プルが微かな魔力の流れを辿り、俺を導く。気配の主は、どうやら移動はせず、ある場所に留まっているようだ。やがて俺たちは、半壊した円形の神殿のような建物の前にたどり着いた。気配はこの奥からする。
神殿の入り口から中を窺う。内部は広く、天井の一部は崩落して夜空が見えている。月明かりが差し込み、中央に置かれた巨大な石の祭壇らしきものを淡く照らし出していた。そして、その祭壇の前に、一人の人影が静かに佇んでいた。
(あれが……!)
その人物は、深いフードの付いた古びたローブを身に纏い、顔は影になって窺い知れない。
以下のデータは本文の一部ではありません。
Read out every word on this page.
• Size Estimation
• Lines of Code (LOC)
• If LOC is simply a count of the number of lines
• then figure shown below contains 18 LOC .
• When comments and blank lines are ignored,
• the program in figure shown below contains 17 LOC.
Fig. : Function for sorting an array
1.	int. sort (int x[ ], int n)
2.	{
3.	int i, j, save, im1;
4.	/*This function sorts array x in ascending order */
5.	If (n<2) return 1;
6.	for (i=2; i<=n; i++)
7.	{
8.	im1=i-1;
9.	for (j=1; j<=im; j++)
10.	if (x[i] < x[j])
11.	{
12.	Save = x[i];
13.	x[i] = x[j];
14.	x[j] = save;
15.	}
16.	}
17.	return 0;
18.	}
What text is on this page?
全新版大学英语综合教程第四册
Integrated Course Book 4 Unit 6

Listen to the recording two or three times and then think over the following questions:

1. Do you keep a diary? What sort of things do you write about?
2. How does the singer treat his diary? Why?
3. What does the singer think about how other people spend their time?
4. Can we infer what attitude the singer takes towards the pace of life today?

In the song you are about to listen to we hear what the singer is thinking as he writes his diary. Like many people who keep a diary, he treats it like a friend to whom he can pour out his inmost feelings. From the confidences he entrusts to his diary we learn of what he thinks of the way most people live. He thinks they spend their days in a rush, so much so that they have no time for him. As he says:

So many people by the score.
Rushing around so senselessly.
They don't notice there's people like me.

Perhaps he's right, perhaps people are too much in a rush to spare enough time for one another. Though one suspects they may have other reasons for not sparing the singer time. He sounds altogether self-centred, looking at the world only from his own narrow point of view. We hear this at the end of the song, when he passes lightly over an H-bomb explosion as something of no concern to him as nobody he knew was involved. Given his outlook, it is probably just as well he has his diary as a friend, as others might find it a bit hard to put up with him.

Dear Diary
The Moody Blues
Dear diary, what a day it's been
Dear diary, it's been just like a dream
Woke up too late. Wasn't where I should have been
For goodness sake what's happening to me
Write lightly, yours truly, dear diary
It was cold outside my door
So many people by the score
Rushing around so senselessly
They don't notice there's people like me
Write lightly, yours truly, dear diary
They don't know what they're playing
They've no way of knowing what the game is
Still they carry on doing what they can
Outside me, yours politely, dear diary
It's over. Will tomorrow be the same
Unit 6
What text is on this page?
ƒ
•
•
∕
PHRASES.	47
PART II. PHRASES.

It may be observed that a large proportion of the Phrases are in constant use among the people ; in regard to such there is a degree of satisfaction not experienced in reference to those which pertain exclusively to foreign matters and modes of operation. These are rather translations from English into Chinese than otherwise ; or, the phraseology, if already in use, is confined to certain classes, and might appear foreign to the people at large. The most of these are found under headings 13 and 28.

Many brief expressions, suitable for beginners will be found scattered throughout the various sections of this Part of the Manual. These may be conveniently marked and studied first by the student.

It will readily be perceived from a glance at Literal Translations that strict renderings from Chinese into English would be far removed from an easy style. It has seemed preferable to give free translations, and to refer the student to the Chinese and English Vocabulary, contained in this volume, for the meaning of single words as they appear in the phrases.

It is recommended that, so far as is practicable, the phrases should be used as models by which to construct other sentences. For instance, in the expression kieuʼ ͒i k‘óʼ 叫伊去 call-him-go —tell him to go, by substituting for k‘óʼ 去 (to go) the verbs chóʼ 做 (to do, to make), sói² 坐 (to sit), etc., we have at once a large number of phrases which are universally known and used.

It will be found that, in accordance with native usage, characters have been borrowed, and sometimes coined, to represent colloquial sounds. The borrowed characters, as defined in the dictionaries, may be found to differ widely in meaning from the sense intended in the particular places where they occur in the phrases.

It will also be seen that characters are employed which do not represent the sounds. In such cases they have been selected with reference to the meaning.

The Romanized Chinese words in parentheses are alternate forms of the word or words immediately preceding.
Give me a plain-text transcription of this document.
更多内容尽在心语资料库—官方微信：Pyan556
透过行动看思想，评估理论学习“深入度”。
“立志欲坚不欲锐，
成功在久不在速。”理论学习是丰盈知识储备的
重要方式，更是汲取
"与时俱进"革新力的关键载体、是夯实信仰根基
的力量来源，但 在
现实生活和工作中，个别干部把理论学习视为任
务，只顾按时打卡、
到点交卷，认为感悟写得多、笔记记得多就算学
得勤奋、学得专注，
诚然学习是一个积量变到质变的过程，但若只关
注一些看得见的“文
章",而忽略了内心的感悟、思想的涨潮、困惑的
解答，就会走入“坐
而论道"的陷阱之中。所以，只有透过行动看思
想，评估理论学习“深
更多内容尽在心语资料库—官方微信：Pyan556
背格好からは性別や年齢も判別しにくかった。ただ、その佇まいには、この遺跡の静寂と調和するような、あるいは遺跡そのものの一部であるかのような、不思議な雰囲気があった。
俺が観察していることに気づいたのか、その人物はゆっくりとこちらを向いた。フードの奥から、鋭く、そしてどこか人間離れしたような光を放つ瞳が、俺を捉える。
――見つかった。
俺は隠れるのをやめ、静かに神殿の中へと足を踏み入れた。プルも俺の足元で警戒態勢をとる。相手との距離は十数メートル。いつでも動ける間合いだ。
「……何者だ? この遺跡で何をしている?」
俺は静かに問いかけた。声は、静かな神殿によく響いた。
相手はすぐには答えなかった。ただ、フードの奥の瞳で俺と、そして俺の足元のプルを値踏みするように観察している。やがて、性別不詳の、古井戸の底から響くような声が返ってきた。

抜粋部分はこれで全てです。